La mort leur semble avoir besoin d’un suppléant.
Ne pourrait-on trouver quelqu’un qui ressuscite
Besme et fasse sortir Laffemas du Cocyte ?
Où donc est Trestaillon, instrumentum regni ?
Où sont les bons chrétiens qui hachaient Coligny ?
Puisque décidément quatre-vingt-neuf abuse
Rendez-nous le roi Charle avec son arquebuse,


Et Montrevel, le fauve et rude compagnon.
Où sont les portefaix utiles d’Avignon
Qui traînaient Brune mort le long du quai du Rhône ?
Où sont ces grands bouchers de l’autel et du trône,
Dont le front au soleil des Cévennes suait,
Que conduisait Bâville et qu’aimait Bossuet ?
Certe, on fait ce qu’on peut avec les mitrailleuses,
Mais le bourgeois incline aux douceurs périlleuses,
Il en arrive presque à blâmer Galifet,
Le sang finit par faire aux crétins de l’effet,
Et l’attendrissement a gagné ce bipède.
Quel besoin on aurait d’un président d’Oppède !
Comme un Laubardemont serait le bienvenu !
L’arc-en-ciel de la paix, c’est un grand sabre nu.
Sans le glaive, après tout le meilleur somnifère,
Nulle société ne se tire d’affaire,
Et c’est un dogme auquel on doit s’habituer
Que, lorsqu’on sauve, il faut commencer par tuer.

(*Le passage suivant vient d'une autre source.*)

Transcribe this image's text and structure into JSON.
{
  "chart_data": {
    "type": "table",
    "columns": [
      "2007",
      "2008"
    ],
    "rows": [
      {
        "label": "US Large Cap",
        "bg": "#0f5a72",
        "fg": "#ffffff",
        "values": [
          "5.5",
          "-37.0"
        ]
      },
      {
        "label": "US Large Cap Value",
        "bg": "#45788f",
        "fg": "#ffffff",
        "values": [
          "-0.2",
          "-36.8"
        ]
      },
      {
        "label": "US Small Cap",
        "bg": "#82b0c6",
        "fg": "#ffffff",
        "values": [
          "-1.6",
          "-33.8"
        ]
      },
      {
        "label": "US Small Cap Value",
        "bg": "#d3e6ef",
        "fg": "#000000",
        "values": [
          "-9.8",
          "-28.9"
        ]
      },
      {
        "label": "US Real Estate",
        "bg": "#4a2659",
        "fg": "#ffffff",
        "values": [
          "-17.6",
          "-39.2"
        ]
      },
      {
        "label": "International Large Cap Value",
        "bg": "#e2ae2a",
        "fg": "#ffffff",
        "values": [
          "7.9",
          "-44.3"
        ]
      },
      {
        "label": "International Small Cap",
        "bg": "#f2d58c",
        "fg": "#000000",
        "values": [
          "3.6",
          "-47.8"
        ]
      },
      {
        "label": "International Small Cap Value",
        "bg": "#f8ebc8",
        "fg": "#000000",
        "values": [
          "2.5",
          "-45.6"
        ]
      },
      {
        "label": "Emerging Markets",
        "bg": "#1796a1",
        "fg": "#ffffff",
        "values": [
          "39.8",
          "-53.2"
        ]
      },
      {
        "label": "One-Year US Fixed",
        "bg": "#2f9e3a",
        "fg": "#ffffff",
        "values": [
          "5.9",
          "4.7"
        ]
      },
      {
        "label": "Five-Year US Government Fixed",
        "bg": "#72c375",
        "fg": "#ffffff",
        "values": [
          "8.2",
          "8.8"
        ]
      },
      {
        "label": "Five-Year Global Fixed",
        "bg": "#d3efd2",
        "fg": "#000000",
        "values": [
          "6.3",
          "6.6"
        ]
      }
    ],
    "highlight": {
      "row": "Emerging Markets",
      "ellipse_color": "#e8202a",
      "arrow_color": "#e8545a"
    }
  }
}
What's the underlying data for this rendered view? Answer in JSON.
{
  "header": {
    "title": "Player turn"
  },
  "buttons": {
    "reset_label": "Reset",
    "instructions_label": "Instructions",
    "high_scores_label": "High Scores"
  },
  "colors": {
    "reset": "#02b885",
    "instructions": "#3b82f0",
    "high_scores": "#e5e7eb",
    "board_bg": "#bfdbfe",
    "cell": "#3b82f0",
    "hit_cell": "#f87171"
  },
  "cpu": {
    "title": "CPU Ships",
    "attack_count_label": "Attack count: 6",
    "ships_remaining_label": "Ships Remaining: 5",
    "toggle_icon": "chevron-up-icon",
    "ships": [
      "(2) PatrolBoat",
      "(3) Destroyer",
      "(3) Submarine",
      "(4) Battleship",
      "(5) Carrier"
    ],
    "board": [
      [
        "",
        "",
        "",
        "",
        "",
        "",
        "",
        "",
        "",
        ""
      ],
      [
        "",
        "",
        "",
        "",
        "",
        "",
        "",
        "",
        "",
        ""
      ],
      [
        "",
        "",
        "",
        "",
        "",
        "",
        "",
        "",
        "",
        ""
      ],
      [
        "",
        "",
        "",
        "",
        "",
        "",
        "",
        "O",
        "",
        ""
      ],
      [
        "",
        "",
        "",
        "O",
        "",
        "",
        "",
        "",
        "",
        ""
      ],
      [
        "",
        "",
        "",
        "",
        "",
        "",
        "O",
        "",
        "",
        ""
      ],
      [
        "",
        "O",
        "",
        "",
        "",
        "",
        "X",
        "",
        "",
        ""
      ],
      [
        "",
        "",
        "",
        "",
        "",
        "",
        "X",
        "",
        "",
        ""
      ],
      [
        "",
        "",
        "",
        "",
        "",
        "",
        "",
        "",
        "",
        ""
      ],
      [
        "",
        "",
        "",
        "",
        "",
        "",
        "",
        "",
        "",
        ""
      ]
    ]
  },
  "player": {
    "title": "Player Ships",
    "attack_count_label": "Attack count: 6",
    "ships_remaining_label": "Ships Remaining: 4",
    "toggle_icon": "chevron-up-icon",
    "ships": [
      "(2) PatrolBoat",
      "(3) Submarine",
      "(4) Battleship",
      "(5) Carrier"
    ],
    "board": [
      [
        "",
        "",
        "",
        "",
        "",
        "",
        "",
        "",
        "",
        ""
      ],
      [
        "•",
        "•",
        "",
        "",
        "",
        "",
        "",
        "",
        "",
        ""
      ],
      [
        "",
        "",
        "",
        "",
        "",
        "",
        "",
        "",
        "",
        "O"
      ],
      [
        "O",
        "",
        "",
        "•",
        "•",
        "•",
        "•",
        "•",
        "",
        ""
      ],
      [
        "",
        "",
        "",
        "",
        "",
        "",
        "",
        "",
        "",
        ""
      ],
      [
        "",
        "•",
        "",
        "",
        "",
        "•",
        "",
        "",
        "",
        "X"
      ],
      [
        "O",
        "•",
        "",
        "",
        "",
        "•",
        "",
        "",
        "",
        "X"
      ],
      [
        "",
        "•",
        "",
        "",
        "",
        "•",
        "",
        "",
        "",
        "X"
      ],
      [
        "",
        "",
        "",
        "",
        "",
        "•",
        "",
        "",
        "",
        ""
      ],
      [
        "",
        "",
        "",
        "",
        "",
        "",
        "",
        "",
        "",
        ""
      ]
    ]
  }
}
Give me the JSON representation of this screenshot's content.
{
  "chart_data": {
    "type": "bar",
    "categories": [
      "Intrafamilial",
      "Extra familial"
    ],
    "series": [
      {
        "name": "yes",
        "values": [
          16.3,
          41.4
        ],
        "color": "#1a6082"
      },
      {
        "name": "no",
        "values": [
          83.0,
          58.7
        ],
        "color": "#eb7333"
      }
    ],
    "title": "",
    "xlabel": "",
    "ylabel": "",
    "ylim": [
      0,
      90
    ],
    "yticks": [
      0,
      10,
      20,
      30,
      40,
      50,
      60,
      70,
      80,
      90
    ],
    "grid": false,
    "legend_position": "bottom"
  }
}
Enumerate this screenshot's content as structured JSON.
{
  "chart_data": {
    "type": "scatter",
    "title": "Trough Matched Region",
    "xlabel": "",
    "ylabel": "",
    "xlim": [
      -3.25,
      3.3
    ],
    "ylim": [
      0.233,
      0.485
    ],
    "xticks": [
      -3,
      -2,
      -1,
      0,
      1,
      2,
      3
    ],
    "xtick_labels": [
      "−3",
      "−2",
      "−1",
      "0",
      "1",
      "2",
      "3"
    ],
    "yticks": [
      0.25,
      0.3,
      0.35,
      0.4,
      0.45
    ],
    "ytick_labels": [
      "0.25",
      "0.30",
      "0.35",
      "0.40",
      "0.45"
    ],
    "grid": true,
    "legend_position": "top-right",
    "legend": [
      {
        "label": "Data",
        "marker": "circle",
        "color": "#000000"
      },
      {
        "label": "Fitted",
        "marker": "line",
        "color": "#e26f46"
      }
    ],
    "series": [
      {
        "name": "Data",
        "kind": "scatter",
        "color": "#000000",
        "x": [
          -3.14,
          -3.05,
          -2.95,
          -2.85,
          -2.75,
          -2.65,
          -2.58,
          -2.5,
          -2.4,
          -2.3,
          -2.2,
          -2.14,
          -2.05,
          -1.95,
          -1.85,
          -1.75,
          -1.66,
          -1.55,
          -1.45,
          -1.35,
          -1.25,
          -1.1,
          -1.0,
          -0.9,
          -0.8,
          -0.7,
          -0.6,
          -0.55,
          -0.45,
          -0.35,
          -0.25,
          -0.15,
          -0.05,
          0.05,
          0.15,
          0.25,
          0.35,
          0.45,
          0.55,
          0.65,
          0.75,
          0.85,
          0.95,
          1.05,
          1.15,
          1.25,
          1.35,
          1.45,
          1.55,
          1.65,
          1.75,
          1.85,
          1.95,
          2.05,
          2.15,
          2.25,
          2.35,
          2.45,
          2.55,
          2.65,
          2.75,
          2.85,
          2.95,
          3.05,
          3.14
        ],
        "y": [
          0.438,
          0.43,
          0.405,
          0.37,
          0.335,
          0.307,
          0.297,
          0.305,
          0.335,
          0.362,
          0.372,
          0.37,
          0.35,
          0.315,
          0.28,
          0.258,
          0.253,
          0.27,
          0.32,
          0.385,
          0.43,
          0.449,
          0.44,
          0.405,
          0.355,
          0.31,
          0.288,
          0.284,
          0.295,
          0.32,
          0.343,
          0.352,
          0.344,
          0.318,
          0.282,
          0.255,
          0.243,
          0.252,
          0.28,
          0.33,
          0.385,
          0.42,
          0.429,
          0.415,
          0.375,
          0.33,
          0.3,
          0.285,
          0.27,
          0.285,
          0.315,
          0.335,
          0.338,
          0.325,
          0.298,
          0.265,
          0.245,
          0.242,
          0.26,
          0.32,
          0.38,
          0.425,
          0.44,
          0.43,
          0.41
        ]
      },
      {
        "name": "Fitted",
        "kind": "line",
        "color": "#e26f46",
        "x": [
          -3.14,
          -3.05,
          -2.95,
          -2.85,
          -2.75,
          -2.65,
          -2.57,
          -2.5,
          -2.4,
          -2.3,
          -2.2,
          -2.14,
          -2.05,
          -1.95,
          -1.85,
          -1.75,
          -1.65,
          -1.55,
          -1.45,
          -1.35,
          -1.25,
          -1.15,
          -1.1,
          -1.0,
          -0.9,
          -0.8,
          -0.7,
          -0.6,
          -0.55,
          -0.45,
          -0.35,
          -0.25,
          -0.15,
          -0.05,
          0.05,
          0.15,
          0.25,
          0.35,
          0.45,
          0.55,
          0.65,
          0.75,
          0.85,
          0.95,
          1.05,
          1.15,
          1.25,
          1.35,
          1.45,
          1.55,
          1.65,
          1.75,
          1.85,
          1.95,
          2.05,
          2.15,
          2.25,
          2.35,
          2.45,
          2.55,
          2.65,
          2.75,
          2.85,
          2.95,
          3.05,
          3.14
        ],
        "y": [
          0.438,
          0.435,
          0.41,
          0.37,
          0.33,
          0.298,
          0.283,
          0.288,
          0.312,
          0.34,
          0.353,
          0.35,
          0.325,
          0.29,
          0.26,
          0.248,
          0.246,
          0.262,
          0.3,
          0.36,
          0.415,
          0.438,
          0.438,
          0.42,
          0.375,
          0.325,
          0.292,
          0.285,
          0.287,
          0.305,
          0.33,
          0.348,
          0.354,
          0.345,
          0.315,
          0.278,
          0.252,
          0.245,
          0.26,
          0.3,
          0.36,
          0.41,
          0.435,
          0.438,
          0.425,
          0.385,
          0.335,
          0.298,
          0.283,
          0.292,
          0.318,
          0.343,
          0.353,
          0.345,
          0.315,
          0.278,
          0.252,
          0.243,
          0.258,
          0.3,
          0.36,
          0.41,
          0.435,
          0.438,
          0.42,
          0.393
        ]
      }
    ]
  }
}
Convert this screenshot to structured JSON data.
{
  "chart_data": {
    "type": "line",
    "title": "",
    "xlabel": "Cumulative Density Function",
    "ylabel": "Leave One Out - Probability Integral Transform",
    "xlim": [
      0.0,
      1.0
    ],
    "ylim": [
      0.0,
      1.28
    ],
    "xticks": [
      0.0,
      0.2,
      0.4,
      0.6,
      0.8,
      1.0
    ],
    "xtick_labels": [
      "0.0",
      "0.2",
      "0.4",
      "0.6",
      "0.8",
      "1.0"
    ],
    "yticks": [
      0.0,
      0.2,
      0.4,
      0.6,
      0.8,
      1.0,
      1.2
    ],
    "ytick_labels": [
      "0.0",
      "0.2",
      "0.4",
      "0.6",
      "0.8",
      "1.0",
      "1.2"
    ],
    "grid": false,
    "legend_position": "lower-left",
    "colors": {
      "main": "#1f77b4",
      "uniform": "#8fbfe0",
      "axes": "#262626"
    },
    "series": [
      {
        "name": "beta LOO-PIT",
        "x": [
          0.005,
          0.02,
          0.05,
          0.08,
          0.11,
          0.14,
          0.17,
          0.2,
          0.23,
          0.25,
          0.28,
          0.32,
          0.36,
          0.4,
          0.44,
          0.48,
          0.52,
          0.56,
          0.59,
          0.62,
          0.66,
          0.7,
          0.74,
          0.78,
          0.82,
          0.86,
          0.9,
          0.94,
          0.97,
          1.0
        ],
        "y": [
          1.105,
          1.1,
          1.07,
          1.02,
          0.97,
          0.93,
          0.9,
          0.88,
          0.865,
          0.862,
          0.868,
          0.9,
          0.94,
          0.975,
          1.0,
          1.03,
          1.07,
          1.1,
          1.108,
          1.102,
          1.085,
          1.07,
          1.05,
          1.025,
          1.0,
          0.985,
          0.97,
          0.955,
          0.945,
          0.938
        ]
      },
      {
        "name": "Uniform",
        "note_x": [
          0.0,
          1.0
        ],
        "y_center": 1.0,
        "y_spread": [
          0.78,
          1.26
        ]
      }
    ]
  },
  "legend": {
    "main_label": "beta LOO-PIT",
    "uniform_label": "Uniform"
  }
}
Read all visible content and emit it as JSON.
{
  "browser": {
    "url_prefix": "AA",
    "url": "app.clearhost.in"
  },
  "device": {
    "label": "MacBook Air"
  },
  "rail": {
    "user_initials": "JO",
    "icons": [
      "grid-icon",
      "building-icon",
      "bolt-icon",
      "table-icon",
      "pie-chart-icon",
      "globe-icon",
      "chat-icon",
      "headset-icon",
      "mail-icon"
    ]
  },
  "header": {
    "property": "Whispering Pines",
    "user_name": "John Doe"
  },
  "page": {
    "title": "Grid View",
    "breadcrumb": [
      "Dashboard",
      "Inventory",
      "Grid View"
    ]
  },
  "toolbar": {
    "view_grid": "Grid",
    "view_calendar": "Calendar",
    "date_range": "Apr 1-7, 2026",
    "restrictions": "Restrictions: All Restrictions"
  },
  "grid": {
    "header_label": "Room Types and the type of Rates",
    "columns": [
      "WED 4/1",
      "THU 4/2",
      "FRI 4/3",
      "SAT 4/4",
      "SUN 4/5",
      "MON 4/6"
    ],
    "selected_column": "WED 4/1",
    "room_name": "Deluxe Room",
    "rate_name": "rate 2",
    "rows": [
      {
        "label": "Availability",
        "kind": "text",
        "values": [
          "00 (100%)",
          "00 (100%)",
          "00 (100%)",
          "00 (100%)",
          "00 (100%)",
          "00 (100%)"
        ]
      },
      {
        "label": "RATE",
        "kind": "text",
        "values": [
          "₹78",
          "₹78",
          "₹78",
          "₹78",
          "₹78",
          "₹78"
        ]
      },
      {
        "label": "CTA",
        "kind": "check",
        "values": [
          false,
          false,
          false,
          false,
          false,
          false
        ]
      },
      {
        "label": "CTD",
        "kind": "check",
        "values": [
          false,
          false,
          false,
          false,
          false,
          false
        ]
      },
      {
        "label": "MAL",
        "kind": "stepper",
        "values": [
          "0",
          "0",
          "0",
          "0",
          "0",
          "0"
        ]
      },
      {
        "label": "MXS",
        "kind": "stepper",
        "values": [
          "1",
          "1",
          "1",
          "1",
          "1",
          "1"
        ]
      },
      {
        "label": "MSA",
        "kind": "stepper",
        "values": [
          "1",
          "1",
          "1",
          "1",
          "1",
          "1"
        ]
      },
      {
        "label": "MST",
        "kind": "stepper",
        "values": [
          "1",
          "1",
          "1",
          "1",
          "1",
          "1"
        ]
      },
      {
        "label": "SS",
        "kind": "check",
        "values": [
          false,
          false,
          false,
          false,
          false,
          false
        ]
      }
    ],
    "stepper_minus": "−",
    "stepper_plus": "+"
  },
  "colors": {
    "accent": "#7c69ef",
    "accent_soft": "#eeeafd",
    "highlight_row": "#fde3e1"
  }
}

Donc on est écrivain comme on est trabucaire !
On se fait lieutenant de l’empereur, vicaire
Du pape, et le fondé de pouvoirs de la mort !
On est celui qui ment, déchire, aboie et mord !
Ils viennent, louches, vils, dévots, frapper à terre
Rochefort, l’archer fier, le puissant sagittaire
Dont la flèche est au flanc de l’empire abattu.
Tu déterres Flourens, chacal ! qu’en feras-tu ?
Ils outragent leurs pleurs, les veuvages, les tombes,


Blanchissent les corbeaux, noircissent les colombes,
Lapident un berceau que protège un linceul,
Blessent Dieu dans le peuple et l’enfant dans l’aïeul,
Les pères dans les fils, les hommes dans les femmes,
Et pensent qu’ils sont forts parce qu’ils sont infâmes !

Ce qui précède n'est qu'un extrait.